敝珍和尚見師父圓寂,匍匐在地,放聲大哭。


    伍拾玖記起賞羽洽滿曾給他說過,萬四法師水靈決造詣已臻化境,又兼佛法精深,是當代難得一見的高僧,不想今日初見,卻成永別。


    三個人哀傷了一陣,肥爺對敝珍和尚道:“法師已經圓寂,大師還請節哀順變。”


    又過了一會兒,敝珍和尚衝著萬四法師真身磕了三個頭,站起身抹了抹眼淚道:“師父生前交待過,要給你們取那物事,你們且隨我來。”


    說著頭也不回,將鐵掃帚扛在肩上,大踏步向後院走去。伍拾玖和肥爺對望一眼,也都跟了上去。三個人穿過雲水寮,又過了幾進殿宇,來到一個空曠的院子裏。


    院中一棵參天大樹迎風搖曳,枝頭掛滿金黃色的樹葉,一陣風吹過,黃葉片片飄落,煞是好看。

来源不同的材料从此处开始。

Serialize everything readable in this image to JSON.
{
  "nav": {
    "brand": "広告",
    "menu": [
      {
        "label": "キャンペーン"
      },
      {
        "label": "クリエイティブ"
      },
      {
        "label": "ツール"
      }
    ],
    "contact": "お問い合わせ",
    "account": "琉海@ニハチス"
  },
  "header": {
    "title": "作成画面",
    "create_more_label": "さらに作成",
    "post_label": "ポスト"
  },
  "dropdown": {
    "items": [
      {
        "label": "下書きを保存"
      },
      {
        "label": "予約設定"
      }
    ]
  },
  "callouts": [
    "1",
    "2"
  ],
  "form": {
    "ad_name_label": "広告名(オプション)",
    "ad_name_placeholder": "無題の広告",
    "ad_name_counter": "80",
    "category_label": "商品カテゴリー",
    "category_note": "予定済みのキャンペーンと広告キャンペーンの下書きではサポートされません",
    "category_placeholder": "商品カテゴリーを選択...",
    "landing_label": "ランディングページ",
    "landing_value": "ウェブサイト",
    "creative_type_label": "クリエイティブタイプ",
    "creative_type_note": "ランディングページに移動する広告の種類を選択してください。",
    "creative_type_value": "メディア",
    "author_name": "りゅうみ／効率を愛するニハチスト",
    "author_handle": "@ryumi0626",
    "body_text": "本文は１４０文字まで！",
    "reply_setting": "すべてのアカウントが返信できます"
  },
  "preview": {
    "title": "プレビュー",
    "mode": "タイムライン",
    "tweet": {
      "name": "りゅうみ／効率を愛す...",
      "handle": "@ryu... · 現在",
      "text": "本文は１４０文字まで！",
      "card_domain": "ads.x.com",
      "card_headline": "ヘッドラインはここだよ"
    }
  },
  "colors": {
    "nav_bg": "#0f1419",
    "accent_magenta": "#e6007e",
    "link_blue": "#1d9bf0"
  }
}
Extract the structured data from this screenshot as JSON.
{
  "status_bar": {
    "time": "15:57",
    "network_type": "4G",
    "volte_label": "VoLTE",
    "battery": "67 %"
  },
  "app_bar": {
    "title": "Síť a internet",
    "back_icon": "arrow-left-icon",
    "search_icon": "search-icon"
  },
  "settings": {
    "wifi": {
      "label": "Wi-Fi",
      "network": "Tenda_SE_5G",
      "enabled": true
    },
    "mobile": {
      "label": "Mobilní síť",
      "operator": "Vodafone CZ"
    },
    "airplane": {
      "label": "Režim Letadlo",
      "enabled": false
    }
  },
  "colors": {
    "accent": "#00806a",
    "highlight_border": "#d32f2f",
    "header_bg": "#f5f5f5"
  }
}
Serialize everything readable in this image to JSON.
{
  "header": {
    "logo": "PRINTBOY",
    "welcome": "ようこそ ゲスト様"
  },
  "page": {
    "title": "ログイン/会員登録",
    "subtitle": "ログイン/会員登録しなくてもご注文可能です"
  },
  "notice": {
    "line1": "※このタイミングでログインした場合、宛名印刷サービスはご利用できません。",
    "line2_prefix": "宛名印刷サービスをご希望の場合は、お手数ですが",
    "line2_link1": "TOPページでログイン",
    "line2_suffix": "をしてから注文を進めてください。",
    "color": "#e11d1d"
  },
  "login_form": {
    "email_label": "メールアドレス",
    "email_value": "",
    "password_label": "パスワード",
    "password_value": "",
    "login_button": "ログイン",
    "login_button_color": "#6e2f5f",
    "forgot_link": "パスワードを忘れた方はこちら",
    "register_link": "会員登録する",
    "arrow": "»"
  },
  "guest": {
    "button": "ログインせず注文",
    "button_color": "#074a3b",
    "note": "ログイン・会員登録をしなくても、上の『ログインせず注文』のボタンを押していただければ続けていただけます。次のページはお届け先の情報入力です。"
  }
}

    敝珍和尚走到大樹前恭恭敬敬合十行禮,指著樹根的一處地麵衝伍拾玖和肥爺道:“這棵公孫樹,是唐玄宗李世民親手栽種。師父說,後來有人在樹下埋藏了一個秘密,事關重大。灑家此時身中劇毒,勞煩二位挖開此處,取出來吧。”


    伍拾玖走到樹下,俯身在樹根部位刨開泥土,不多時挖出一個油布包裹,打開後,裏麵是一個黑木匣子,木質緊實,造型古樸,看上去年代久遠。敝珍和尚道:“師父說,一定要將此物交到風老先生的門人手中。今後通靈使者關閉靈門結束劫難,需要集合九靈之力,至於如何尋找九位通靈使者,線索便在其中,你們自行參悟吧。”


    肥爺道:“還未請教大師,寺中到底發生了什麽變故?怎會有如此多的僧人慘遭毒手?連萬四法師也……”


    這一下問到了傷心之處,敝珍和尚再也難以自控,坐在地上嚎啕大哭起來。肥爺和伍拾玖對視一眼,均想,他接連遭遇巨變,一時難以自控,卻也情有可原。


    哭了好一陣,敝珍和尚才止住哭聲,擦了擦淚,口宣佛號,收斂心神,這才道:“五天之前,忽然來了一群人,自稱是許國的王子和大臣,要來拜謁師父。”


    肥爺奇道:“許國王子?”


    敝珍和尚道:“他們是這麽說的,灑家也沒多問,就去稟告師父。師父便和他們在大殿相談。那許國王子說道,方今天下靈門四處開啟,正是重組天下秩序的最佳時機,說什麽世道輪回四重劫難,成劫、住劫已過,壞劫、空劫欲起,該當順應天道輪回,乘這個時機推翻四海八荒王權,給世人重生的希望。”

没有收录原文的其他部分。